Em um primeiro plano, a falta de informação sobre uma determinada epidemia pode afetar negativamente o comportamento de uma sociedade. Nesse sentido, sem saber sobre uma determinada doença, que tem atingido diversas pessoas ao mesmo tempo, pode-se lidar com esta situação a partir de ideias destrutivas, fruto do medo e da desinformação. De fato, em diversos momentos da humanidade, achou-se que o mundo iria acabar, ou que uma determinada doença tratava-se de castigos divinos, como o caso da contaminação pelo vírus da Aids. Nesse sentido, desconhecer uma determinada doença contribui para a produção e atitudes denominadas “histéricas”.
Além do desconhecimento, a sociedade desinformada ainda precisa lidar com outro problema: o atual desamparo financeiro gerado pela pandemia do Coronavírus. Sem dúvida, a globalização, que favoreceu a comunicação e a circulação entre as pessoas no mundo, propiciou que as epidemias se desencadeassem em pandemias. Nesse sentido, o mundo precisou se isolar socialmente para conter a propagação do vírus, com consequências financeiras devastadores. Com isso, diversos indivíduos perderam seus empregos, aumentando o desespero dos sujeitos ditos “histéricos”.
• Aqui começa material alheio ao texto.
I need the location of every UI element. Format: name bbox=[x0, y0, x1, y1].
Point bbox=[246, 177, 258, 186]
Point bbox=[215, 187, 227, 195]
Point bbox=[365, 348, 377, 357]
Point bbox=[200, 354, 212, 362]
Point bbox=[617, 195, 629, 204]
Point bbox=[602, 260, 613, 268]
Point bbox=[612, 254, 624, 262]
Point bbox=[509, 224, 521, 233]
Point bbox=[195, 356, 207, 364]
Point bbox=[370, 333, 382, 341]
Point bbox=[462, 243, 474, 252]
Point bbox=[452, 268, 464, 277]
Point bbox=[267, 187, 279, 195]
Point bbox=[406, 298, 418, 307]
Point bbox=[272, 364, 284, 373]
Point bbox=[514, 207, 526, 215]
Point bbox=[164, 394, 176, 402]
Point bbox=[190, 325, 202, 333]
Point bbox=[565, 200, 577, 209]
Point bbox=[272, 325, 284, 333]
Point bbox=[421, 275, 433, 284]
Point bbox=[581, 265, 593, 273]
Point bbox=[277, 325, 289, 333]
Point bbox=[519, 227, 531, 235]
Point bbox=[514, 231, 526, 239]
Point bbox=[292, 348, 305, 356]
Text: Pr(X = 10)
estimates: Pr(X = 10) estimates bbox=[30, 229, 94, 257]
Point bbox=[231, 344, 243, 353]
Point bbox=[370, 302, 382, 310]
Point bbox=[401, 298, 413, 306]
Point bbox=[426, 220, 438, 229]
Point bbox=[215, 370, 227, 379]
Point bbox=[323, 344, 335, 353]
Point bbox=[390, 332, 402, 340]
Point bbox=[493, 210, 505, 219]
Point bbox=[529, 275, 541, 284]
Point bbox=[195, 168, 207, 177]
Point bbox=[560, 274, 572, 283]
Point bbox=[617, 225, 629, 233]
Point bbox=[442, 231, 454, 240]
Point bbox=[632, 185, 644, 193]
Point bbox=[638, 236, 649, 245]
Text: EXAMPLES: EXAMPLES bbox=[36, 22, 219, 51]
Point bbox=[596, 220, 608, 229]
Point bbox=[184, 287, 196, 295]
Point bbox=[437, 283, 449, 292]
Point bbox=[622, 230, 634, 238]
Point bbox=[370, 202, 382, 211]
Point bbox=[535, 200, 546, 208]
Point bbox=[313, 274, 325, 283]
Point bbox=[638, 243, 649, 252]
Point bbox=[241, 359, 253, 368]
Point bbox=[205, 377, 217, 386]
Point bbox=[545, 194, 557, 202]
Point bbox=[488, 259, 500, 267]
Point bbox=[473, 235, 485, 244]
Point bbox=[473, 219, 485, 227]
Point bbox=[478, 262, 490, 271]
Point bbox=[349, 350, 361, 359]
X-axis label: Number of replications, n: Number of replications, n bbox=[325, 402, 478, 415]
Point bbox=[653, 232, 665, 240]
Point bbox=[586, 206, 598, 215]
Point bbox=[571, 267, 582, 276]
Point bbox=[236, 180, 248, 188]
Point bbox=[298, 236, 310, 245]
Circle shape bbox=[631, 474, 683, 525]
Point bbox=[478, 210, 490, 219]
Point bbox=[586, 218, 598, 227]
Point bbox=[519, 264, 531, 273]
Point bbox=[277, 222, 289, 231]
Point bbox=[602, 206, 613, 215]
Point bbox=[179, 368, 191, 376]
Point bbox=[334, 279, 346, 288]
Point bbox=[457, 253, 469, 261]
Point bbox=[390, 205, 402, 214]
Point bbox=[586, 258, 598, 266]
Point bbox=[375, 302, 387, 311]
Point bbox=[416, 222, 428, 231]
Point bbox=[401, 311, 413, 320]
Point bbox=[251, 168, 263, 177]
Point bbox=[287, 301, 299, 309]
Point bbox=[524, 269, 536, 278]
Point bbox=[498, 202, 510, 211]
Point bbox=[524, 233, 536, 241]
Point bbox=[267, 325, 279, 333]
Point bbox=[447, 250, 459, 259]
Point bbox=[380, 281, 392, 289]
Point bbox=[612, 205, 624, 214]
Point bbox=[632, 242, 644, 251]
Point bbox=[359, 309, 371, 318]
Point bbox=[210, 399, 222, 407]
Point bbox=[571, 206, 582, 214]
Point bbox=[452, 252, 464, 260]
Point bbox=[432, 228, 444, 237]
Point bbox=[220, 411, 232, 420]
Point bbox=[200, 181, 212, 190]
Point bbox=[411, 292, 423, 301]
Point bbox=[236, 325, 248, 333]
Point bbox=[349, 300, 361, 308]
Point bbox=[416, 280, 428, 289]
Torna-se evidente, portanto, que o termo histeria pode ser inadequado para denominar uma sociedade que enfrenta situações difíceis frente à desinformação e ao desamparo financeiro. Portanto, cabe ao Governo Federal a criação de projetos a fim de que a população seja informada sobre a ocorrência de uma epidemia, por meio de parcerias com cientistas que pesquisam sobre o assunto. Essas informações podem ser divulgadas através das redes sociais e de programas televisivos de grande alcance. Além disso, é importante que o Estado crie programas assistenciais para amparar os que foram afetados pela pandemia. Desse modo, as dificuldades podem ser abrandadas e a histeria atenuada.